Eve Fowler Appropriates Gertrude Stein at MIER Gallery
Recent work by photographer, printmaker, and video artist Eve Fowler appropriates 100-year-old texts from Gertrude Stein, bringing them into a contemporary context. Fowler’s explorations of gender and its representation have previously taken the form of portrait photographs and billboard installations. In “the difference is spreading,” showing at MIER Gallery, Fowler playfully employs Stein’s texts: they appear on the floor, are hung on and lean against the walls, hide in monochrome paintings, and shine as neon works, using repetition and incongruity to expand on Stein’s own Modernist techniques, texts, and ideas.
In borrowing texts, Fowler calls attention to the multiple valences of language and its use. Her work is reminiscent of other text artists, such as Allen Ruppersberg and Ed Ruscha. But Fowler, a lesbian and a feminist, recognizes the male biases in language and culture and actively opposes them by critically replacing them with sex-positive, feminist, and queered alternatives. “I think there’s a very sexist impulse to desexualize lesbians,” Fowler has said. “I’ve tried to work within the parameters of mainstream tropes to undo that.”
Fowler often uses appropriation as a strategy, and one of the most powerful examples is her 2006-07 silkscreen poster, RUB HER COKE. The print reproduces the entire text of Gertrude Stein’s 1914 poem, “Peeled Pencil, Choke,” along with the title, Stein’s name, and the date. The alliterative verbal properties and puns of the text are downplayed, instead emphasizing the female subject and the sexual desire of the instructive phrase. The phrase reappears on RUB HER COKE (2015) as letters arranged in a vertical string across a circular, floor-based brass and walnut sculpture that resembles a tabletop, seat, or pedestal.
Another work, the difference is spreading (2015) uses the same phrase as the exhibition’s title, taken from another poem in the same collection by Stein. Again, the language has a haptic quality to it, strongly—though obliquely—evoking images of sex. The black-on-black silkscreen makes the text slightly hidden, surreptitious. Conversely, it is brightly announced in a neon sculpture, also called the difference is spreading (2015). This pushing and pulling of the viewer keeps them actively engaged with the texts, much in the way that Stein’s use of repetition could be both lulling and seductive, as well as brash or erupting.
The text of Stein’s “Patriarchal Poetry” (1927) is reproduced in an eponymously titled 2015 painting, using false dichotomies and dyads to describe the clichés of patriarchal models of the world. In a series of collages made with Xeroxed text, Fowler uses the kinds of alliterative repetitions employed by Stein, such as Having had it in way the having had it anyway having had it anyway having had it in that way, having had it and had and heard it in this way mountains are understood (2015).
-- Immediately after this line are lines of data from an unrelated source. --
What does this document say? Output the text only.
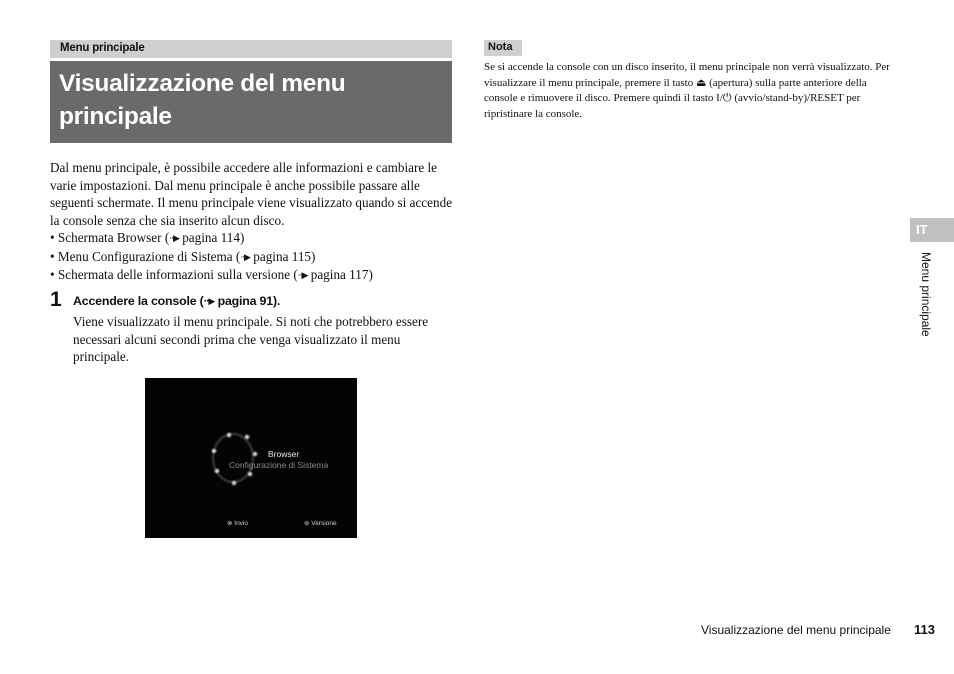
Menu principale
Visualizzazione del menu principale

Dal menu principale, è possibile accedere alle informazioni e cambiare le varie impostazioni. Dal menu principale è anche possibile passare alle seguenti schermate. Il menu principale viene visualizzato quando si accende la console senza che sia inserito alcun disco.

• Schermata Browser (··▶ pagina 114)
• Menu Configurazione di Sistema (··▶ pagina 115)
• Schermata delle informazioni sulla versione (··▶ pagina 117)
1 Accendere la console (··▶ pagina 91).

Viene visualizzato il menu principale. Si noti che potrebbero essere necessari alcuni secondi prima che venga visualizzato il menu principale.

Browser
Configurazione di Sistema
⊗ Invio	⊚ Versione
Nota

Se si accende la console con un disco inserito, il menu principale non verrà visualizzato. Per visualizzare il menu principale, premere il tasto ⏏ (apertura) sulla parte anteriore della console e rimuovere il disco. Premere quindi il tasto I/⏻ (avvio/stand-by)/RESET per ripristinare la console.

IT
Menu principale
Visualizzazione del menu principale 113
These pieces are likewise composed to create visual rhymes and patterns.
Fowler has, in previous work, photographed young lesbian artists, calling attention to their power and agency. She has also shown text on billboards, inserting them into the landscape. Now she brings that text inside, expanding its intrinsic relation to our private spaces.
“the difference is spreading” is on view at MIER Gallery, Los Angeles, May 22–July 3, 2015.